The door slides open. Enter the world of J Records.
Two large video monitors with images of five-time Grammy winner Alicia Keys share the stage with spectacular views of Central Park in a VIP waiting area intended to make everyone from rapper Busta Rhymes to the rock group Soil feel comfortable. A curved chenille-covered sofa anchors the seating area. The scale of the furniture is exaggerated, the glass floor is lit from below, and walls are curved to enhance the surreal quality. The space seems to float above the city, says Rios, thanks to the huge windows. Strong elements in their own right, they were skillfully incorporated into the design by just "letting them be," he adds.
As the space unfolds, ceilings soar to 14 feet, unusually high for an office. The central spine functions as a wide boulevard where employees commute up and down to interact. The activity of continually crossing paths generates community spirit and creative energy, essential for visiting musicians as well as the staff. "We have an enormous work ethic," Davis says. "We live and breathe the music business—people are spending 12-hour days here, so this place had to have soul." It also had to be state-of-the-art, integrating technology into the design. This technological flexibility is evident in the raised floor, a 5-inch platform that allows the wiring to be updated with ease.
Partitions that divide workstations in the open section of the plan terminate in light columns that extend to the ceiling. Ceremonially marching down the center of the space, these strong vertical elements imbue it with rhythm, drama, and scale. Private offices ring the perimeter, separated from the workstations by walls of frosted glass.

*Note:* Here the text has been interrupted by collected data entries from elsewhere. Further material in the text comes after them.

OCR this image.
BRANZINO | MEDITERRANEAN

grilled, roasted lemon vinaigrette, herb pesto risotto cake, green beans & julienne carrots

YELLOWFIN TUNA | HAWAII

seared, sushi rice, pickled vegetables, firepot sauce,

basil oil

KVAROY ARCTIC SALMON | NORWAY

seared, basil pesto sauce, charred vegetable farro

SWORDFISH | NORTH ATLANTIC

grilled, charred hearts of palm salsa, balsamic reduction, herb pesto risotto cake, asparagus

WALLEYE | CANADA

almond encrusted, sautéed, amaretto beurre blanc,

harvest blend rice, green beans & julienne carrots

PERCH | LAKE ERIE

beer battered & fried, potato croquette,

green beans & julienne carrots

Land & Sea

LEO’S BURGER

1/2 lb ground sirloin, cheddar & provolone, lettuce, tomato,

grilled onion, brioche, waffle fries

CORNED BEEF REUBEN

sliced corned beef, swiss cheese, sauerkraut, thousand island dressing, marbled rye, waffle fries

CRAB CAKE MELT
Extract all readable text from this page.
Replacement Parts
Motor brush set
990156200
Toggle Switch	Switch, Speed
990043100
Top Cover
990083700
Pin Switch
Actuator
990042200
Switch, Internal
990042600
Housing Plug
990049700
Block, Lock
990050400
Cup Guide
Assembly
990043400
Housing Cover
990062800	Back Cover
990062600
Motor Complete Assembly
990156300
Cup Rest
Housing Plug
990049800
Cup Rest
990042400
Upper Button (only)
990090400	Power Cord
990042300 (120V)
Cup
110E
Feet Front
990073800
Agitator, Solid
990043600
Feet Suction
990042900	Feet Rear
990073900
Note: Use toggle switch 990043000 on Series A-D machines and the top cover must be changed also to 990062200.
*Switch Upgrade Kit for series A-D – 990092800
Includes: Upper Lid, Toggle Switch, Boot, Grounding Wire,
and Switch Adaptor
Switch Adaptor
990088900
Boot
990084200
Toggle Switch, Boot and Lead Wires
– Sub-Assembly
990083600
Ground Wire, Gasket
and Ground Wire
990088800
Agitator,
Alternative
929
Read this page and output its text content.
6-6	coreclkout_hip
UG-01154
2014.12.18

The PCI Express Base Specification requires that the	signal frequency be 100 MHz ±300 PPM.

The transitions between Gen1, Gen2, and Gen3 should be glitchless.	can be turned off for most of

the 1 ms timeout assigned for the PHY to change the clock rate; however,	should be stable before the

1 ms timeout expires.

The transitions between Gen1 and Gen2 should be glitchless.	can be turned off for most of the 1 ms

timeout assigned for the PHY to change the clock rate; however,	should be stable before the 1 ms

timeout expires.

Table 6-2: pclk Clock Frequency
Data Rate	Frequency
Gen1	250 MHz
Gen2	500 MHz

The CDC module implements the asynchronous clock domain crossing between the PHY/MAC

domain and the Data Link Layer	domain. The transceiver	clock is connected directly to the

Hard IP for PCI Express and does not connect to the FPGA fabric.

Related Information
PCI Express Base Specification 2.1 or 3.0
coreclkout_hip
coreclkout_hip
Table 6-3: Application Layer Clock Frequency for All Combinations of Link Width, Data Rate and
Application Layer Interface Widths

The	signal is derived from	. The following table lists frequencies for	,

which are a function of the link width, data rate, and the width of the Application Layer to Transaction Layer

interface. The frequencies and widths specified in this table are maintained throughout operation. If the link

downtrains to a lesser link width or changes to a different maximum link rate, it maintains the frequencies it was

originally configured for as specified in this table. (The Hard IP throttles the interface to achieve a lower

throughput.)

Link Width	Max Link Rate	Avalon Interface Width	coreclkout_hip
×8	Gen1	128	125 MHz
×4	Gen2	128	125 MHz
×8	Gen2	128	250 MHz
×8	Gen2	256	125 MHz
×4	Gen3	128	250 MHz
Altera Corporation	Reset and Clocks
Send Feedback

The two conference rooms are independent entities, one located at each end of the central spine. These prismatic volumes lean and tilt, their geometry deliberately askew. "They're sculptural geodelike forms, designed to be gems," Rios observes. Unconventional, perhaps, but a typical conference room would be out of place. "This company is as uncorporate as corporate gets," Wolf says of J Records, which is partially owned by BMG. "It's all about the music and the artists." Because Rios saw the conference rooms as primal cocoons for listening to music and shaping ideas, the spaces are detached—not only from the rest of the office but also from the rest of the world: no windows, no distractions. Wolf's touch is evident in walls and ceiling uniformly clad in taupe textured wool to make the space appear, he says, "as if it were carved out of one block of stone."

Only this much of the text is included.